The sound is very important because it tells you an awful lot, like music. But you have to know where to place them, and the actors have to feel the silence, feel the pause. When it’s felt, it is different than when you just pause and go on. Before my father died, he would go into these violent rages, but then it would all go quiet. And that quiet wouldn’t last for minutes, it would last for hours, and then he would explode again. It was terrifying. Even now, I can go into a room of people and know who’s had a row, and I’m on edge.
But it’s very like music. My great love is Bruckner. There’s a wonderful slow moment in his seventh symphony, where there’s this huge climax topped by a cymbal clash, which one of his students recommended. And then there’s silence, and then the tune comes back just on violins. Ah! That silence is just fabulous. When it’s right, it’s right, but it’s something that’s got to be felt. In film school, we had an exercise in our first year, and I came up with it at the very last moment: a man and a woman sitting in utter silence. She says “yes” and he says “no.” That’s all. And then you see their feet at the end of the bed, and they start to giggle. You can say a lot by the simplest of methods, but it has to be orchestrated like a symphony. It has to be thought out first. You can only improvise if you’ve prepared. It’s the Catholic in me. I’m terrified of making a mistake. It’s almost as bad as trying not to fart in company! There are no end to these terrors.
I love that that is your précis of your Catholicism—it’s like trying not to fart in company. [Laughs]
One time you had to do it in Latin, and it would have been acceptable. [Laughs]
One scene in Benediction where silence is used to incredible effect is when Wilfred Owen gives his poem “Disabled” to Sassoon. You just hold the moment, with reverse shots of Wilfred waiting, Sassoon reading. Anyone who has ever written something and shared it with someone can just feel the tension and the anticipation of that moment when the reader looks up. Tell me about staging that scene.
Well, it had a dual function narratively. I’ve used it before, that thing of waiting, in A Quiet Passion, when Emily gives the little booklet of the poems to the reverend. It’s just, as you said, you wait and wait, and it seems like an eternity, as though that time will never, never end. And when it does, I thought, this time we mustn’t hear the poem. And then at the end it comes back in with exactly the same dialogue. That’s when film is most like music—you can drop an idea at the beginning of the movie, and 40 minutes later, it comes to fruition. Also, I had that lovely lad [Matthew Tennyson] who played Wilfred Owen. He’s got such an adorable little face. All you have to do, when the face is right, is to look at it. People’s faces are never still. Their eyes move. All those little things you can’t direct—the things they just do.

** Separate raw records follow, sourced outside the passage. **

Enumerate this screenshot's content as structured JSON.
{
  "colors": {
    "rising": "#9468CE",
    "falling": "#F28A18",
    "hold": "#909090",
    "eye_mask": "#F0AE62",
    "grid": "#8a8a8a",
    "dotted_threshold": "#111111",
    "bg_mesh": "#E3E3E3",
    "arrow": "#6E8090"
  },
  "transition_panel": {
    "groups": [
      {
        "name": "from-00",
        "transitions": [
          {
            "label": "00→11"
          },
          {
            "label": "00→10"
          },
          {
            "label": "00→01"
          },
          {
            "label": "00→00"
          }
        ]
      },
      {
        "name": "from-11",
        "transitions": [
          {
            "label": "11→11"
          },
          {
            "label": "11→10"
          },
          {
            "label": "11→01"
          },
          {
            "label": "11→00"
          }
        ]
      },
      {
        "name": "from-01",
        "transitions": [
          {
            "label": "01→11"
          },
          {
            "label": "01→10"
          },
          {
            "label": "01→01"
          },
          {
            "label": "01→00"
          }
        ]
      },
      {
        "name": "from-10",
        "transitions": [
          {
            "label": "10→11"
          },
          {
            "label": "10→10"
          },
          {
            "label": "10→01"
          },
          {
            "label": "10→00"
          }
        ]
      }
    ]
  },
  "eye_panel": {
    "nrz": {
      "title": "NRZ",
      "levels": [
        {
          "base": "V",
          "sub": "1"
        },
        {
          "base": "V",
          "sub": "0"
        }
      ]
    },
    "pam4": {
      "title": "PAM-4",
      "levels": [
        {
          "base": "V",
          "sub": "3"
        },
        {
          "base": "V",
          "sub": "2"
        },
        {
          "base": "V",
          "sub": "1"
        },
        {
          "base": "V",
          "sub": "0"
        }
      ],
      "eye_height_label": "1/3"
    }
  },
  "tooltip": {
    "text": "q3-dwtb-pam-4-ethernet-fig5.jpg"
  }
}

I know that neither of us believes in linear time, but I believe we’re almost at the end of the time I have with you. Are you working on anything next?
Well, I’m trying to get money for the next film, a Stefan Zweig novel. He wrote the novella Letter From an Unknown Woman. It’s the greatest film about unrequited love ever made. Joan Fontaine, Louis Jourdan, fabulous black-and-white by Max Ophüls. He came out of copyright about 15 years ago, and I went and got the book everyone says is his best, which is called Beware of Pity, and quite honestly, I couldn’t get through it. But I bought another one called The Post Office Girl, a novel he never finished, so it’s got the most ambiguous ending. It’s a Cinderella story without a happy ending. It’s set in Austria just after the First World War. The Austrian economy has just collapsed, and this girl is living with her mother in awful conditions. Her aunt, who’s gone to America and married someone there and come back, invites her to stay with her for two weeks. So she’s exposed to a world of drama and money, and then it ends. She has to go back to her job. And it’s how she bears that. It’s the most wonderful novel.